Fortuny then observes that in general we do not want to allow movement from such subconstituents — the Specifier Island Constraint and the Adjunct Island Constraint strikes again. Under the assumption that Move is just a variant of Merge, he defines a single application domain for Merge that does not allow this operation to target any proper part of the subconstituent \(\{\{d\}, \{d,e\}\}\). But if you take that as a general constraint on syntax, it also means that syntax cannot directly relate \(d\) and \(e\) to \(a\), \(b\), or \(c\). Consequently, syntax cannot define a linear order over all of \(a\), \(b\), \(c\), \(d\), and \(e\). And that’s why linear order in syntax has very limited role, even though linear order is directly baked into syntax.

Did the sets help?

Alright, time to take stock. If we compare Fortuny’s set-theoretic operations to the more high-level story I presented above, do the sets actually illuminate anything? I don’t think so.

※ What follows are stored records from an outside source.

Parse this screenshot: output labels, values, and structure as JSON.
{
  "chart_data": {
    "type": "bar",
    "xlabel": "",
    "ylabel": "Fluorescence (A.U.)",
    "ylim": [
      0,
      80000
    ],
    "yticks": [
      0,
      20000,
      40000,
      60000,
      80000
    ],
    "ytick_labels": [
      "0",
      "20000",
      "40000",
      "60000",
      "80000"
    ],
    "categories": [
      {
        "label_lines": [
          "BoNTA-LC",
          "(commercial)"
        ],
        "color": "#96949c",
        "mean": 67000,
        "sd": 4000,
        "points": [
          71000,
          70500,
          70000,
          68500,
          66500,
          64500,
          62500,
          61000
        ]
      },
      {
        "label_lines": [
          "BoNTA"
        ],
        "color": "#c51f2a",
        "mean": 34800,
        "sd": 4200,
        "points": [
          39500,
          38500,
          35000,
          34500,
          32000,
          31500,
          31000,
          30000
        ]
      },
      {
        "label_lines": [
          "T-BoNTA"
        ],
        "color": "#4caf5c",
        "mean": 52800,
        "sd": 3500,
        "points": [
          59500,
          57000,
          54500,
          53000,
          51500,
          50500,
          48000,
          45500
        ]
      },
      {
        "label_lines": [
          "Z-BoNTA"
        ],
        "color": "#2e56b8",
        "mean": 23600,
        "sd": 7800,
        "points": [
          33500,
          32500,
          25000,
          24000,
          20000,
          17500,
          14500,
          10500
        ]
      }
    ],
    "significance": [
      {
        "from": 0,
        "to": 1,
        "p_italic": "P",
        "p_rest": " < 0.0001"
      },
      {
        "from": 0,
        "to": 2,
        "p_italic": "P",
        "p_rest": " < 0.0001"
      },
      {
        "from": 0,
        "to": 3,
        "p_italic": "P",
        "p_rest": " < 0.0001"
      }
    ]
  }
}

You don’t need nests to establish that the syntactic computation naturally furnishes all the asymmetries that are needed to establish linear order. Actually, nests muddle this point because they force you into dealing with occurrences, subscripts, the Inclusiveness condition, and all that other stuff that’s completely orthogonal to the core issue. Nor do sets really help us understand why the role of linear order is limited. Fortuny stipulates a specific notion of domain based on empirical observations about Move, but that’s completely independent of sets as it’s a generalized version of the Specifier and Adjunct Island constraints. And those are all just more specific instances of the assumption that sensing tree automata are a computational upper bound on syntactic expressivity. I’d also say that Fortuny’s set-based definition of domain is much harder to make sense of than sensing tree automata. Overall, the set-based presentation is a handicap for the paper, not a boon.

It’s unfortunate, because Fortuny’s big picture points are right on the money imho. But they’re buried under the mathematical clutter of sets, sets, and more sets.

References

Bruening, Benjamin. 2014. Precede-and-command revisited. Language 90.342–388. doi:10.1353/lan.2014.0037.

Chomsky, Noam. 1995. Bare phrase structure. Government and binding theory and the Minimalist program, ed. by. by Gert Webelhuth, 383–440. Oxford: Blackwell.

Chomsky, Noam. 1995. Categories and transformations. The Minimalist program, 219–394. Cambridge, MA: MIT Press. doi:10.7551/mitpress/9780262527347.003.0004.

Fortuny, Jordi. 2008. The emergence of order in syntax. Amsterdam: John Benjamins.

Fortuny, Jordi. 2018. Structure dependence and linear order: Clarifications and foundations. Language 94.611–628. doi:10.1353/lan.2018.0037.

Fortuny, Jordi, and Bernat Corominas-Murtra. 2018. Some formal considerations on the generation of hierarchically structured expression. Catalan Journal of Linguistics 8.99–111.

Kayne, Richard S.. 1994. The antisymmetry of syntax. Cambridge, MA: MIT Press.

Kuratowski, Kazimierz. 1921. Sur la notion de l’ordre dans la théorie des ensembles. Fundamenta Mathematica 2.161–171.